The need for certain donors — specifically for men from a medley of backgrounds — has shifted. In the early-1990s, most clients were heterosexual couples with infertility issues. They usually wanted kids who resembled their eye and hair colors. Today, more than 70 percent of sperm recipients are lesbian couples or single women, Ottey said.
“It’s mostly educated men they’re looking for,” Ottey said, adding, “You can't just walk off the street and be a sperm donor.”
The screening and sample-testing process alone can last six weeks, an evaluation standard so rigorous that Fairfax accepts only about 1 percent of applicants. If accepted, Fairfax donors must agree to supply sperm once a week for six months.
In Texas, a 38-year-old engineer with an adventurous spirit has donated to Fairfax for five years. By clinic policy, the donor’s identity must remain anonymous.
Also policy: the progeny perimeters.
“Internationally, you can’t have more than 10 children. Domestically, you can’t have more than 25 families that you provide materials to,” said the engineer. “That would be a bit much for me. But if I have five or six children, (some) with maybe a couple of siblings, my priority is only that they are happy and healthy and want to pursue their passion, whether it be cooking or engineering or music, and that they’re raised in a loving family.”
It was his wife’s idea to donate. They married in their mid-to-late 30s and realized her biological clock might expire before they could have kids of their own. They have not been able to conceive, but the engineer’s wife suggested his intelligence and affection for high-adrenaline sports like skydiving and hang-gliding be passed to a new generation.

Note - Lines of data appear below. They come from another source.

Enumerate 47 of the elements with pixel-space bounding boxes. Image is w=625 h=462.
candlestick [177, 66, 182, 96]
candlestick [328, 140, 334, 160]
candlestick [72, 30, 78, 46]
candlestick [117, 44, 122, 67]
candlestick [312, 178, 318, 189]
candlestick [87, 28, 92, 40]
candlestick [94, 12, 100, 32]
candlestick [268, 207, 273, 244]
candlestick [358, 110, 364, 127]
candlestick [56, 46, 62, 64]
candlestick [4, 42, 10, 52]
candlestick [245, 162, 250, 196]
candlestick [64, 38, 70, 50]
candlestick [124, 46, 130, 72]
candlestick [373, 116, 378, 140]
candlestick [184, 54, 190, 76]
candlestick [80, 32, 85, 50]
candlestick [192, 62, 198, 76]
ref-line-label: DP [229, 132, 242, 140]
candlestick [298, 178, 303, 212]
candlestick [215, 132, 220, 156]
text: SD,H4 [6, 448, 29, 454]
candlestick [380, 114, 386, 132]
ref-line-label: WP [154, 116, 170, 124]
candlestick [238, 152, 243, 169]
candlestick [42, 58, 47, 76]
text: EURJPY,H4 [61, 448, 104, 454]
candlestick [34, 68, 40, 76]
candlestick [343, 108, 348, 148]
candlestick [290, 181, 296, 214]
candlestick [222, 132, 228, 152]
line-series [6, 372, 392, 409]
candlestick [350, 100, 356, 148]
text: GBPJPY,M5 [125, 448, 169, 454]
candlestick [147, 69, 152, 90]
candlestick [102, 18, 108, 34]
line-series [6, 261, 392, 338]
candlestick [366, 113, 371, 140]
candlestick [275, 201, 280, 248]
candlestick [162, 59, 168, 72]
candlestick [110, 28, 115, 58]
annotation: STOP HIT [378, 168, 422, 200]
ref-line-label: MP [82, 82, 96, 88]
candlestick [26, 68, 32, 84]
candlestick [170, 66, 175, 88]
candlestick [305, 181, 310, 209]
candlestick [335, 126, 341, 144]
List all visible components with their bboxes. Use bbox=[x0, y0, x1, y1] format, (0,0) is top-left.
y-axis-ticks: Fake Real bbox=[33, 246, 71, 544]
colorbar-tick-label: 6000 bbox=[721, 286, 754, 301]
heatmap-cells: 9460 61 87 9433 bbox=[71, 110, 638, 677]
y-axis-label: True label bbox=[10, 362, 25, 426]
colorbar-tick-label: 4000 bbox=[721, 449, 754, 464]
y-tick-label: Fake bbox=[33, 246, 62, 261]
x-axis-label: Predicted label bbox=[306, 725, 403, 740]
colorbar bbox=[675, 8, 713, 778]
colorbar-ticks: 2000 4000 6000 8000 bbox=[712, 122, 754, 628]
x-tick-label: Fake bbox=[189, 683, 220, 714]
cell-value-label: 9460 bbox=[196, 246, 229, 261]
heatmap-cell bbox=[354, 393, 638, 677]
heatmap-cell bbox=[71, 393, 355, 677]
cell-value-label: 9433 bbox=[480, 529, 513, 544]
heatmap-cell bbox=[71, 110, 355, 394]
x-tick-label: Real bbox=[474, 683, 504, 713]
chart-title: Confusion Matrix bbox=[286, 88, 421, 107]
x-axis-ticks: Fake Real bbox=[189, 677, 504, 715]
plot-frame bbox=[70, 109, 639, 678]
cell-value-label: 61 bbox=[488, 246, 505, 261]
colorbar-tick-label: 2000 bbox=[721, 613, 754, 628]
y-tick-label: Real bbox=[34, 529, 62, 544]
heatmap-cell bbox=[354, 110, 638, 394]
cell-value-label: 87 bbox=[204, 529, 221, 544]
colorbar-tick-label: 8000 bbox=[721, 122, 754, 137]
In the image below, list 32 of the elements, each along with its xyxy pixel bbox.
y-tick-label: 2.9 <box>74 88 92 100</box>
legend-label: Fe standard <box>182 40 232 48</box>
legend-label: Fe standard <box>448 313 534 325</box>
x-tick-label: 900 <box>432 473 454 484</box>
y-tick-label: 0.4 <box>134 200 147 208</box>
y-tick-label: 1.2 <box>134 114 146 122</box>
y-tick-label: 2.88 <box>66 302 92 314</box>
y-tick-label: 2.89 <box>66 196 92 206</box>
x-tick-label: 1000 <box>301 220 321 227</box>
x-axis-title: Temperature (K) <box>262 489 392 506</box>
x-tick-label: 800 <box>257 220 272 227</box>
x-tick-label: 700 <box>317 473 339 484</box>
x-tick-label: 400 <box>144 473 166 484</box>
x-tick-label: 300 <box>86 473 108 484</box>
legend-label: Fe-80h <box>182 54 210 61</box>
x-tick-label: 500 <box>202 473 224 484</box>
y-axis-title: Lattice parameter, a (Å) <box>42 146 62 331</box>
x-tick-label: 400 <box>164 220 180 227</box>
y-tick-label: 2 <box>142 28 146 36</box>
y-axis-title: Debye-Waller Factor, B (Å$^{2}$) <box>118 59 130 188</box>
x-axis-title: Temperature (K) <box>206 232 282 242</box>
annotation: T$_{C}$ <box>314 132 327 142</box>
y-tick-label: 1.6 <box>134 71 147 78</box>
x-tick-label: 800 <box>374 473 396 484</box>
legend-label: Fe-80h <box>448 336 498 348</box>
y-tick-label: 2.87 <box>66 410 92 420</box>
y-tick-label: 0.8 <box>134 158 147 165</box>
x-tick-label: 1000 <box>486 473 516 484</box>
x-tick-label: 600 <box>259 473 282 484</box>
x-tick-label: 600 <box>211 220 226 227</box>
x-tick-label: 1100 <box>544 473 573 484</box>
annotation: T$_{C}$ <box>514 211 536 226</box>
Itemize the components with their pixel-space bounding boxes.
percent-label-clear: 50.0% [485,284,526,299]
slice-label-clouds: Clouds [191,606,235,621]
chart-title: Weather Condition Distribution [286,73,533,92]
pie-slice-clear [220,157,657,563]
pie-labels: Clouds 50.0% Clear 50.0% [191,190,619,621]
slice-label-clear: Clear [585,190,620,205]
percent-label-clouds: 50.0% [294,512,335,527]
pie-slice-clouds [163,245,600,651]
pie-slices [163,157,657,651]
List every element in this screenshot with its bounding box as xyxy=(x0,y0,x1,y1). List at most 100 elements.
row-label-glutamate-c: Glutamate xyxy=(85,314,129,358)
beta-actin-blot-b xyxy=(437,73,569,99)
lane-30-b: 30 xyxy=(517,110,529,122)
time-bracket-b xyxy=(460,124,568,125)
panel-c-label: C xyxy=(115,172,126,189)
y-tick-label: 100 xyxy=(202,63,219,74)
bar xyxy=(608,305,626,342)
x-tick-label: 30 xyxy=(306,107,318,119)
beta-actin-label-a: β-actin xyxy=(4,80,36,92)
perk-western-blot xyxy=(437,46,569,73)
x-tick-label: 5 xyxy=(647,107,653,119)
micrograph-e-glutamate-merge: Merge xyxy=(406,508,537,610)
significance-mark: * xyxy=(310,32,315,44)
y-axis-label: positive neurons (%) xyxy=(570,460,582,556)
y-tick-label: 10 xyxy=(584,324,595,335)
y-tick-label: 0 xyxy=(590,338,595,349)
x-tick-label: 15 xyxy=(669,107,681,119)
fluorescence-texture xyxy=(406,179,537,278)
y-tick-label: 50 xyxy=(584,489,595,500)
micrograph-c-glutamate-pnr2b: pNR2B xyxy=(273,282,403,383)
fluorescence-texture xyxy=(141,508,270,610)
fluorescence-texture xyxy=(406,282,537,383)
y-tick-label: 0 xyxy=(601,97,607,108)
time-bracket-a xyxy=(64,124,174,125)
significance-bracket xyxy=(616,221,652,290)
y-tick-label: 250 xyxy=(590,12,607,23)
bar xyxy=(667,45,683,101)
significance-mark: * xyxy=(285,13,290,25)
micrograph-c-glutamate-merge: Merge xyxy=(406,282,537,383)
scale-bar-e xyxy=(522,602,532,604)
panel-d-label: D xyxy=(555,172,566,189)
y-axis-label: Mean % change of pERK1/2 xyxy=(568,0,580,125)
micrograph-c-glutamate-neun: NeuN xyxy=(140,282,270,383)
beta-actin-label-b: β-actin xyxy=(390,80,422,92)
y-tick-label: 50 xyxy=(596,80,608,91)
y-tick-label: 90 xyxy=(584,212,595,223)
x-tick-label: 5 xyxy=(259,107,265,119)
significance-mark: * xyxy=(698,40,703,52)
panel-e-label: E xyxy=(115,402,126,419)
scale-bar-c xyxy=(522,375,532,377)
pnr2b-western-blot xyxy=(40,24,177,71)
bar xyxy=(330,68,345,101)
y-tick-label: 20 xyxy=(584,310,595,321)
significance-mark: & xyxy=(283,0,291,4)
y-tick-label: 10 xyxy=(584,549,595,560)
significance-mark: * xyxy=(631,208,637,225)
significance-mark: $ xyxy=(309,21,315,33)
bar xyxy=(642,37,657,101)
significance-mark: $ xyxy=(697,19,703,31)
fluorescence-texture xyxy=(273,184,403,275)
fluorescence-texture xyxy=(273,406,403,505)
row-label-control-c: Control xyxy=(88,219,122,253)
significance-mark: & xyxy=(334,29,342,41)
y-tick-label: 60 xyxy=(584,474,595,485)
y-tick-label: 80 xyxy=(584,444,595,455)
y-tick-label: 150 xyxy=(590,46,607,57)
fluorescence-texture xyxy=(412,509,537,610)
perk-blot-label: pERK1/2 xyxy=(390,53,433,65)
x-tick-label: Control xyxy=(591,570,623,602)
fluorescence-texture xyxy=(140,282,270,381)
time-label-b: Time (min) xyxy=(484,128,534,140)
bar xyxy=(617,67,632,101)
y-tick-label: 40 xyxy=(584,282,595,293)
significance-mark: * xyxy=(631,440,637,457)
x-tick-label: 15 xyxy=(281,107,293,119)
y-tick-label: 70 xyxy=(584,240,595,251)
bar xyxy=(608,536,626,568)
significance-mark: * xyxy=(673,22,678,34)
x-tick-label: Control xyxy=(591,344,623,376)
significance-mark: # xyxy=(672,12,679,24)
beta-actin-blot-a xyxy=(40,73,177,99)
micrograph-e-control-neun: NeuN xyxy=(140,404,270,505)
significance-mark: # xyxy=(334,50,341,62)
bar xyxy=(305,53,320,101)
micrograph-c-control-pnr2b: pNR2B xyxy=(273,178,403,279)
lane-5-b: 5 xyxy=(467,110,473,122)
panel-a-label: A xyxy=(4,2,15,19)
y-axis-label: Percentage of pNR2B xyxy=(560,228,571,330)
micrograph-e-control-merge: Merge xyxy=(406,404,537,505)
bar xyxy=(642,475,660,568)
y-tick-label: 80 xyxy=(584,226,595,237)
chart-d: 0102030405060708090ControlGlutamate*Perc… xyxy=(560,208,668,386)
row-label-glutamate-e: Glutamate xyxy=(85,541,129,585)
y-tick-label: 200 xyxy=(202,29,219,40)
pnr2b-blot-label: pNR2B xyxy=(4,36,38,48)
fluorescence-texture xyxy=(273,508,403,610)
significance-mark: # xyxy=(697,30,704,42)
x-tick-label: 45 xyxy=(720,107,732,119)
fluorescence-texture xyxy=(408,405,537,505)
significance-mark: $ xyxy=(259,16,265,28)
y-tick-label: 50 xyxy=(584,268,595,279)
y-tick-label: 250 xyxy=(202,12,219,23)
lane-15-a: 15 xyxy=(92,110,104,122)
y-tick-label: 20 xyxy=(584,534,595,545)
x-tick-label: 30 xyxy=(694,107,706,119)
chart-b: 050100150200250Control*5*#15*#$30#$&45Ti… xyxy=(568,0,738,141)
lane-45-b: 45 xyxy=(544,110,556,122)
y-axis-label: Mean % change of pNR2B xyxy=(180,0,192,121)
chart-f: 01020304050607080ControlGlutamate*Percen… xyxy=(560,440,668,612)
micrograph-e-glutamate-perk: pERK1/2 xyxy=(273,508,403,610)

Under Fairfax rules, any children he fathers can choose, after age 18, to obtain his contact information. He doesn’t know if his samples have yielded any babies. He can ask. But only after he turns 40 — the age at which sperm banks decline donors due to the diminishing quality of their specimens — does he plan to inquire.
“I look forward to sitting down to have lunch with a son or a daughter (in 20 or so years),” he said, “and have them tell me about their aspirations, everything they’ve done, what they look forward to in life.”
That’s not a distant stretch from the plot “Delivery Man,” in which Vaughn's character learns that some of the hundreds of kids he sired through sperm donations are star athletes and world leaders.
And yet another sign that sperm donors and their offspring have become a more mainstream part of the new American family, MTV is launching a new docuseries, "Generation Cryo," about a Nevada teen's quest to meet her 15 half-siblings, fathered by the same anonymous sperm donor.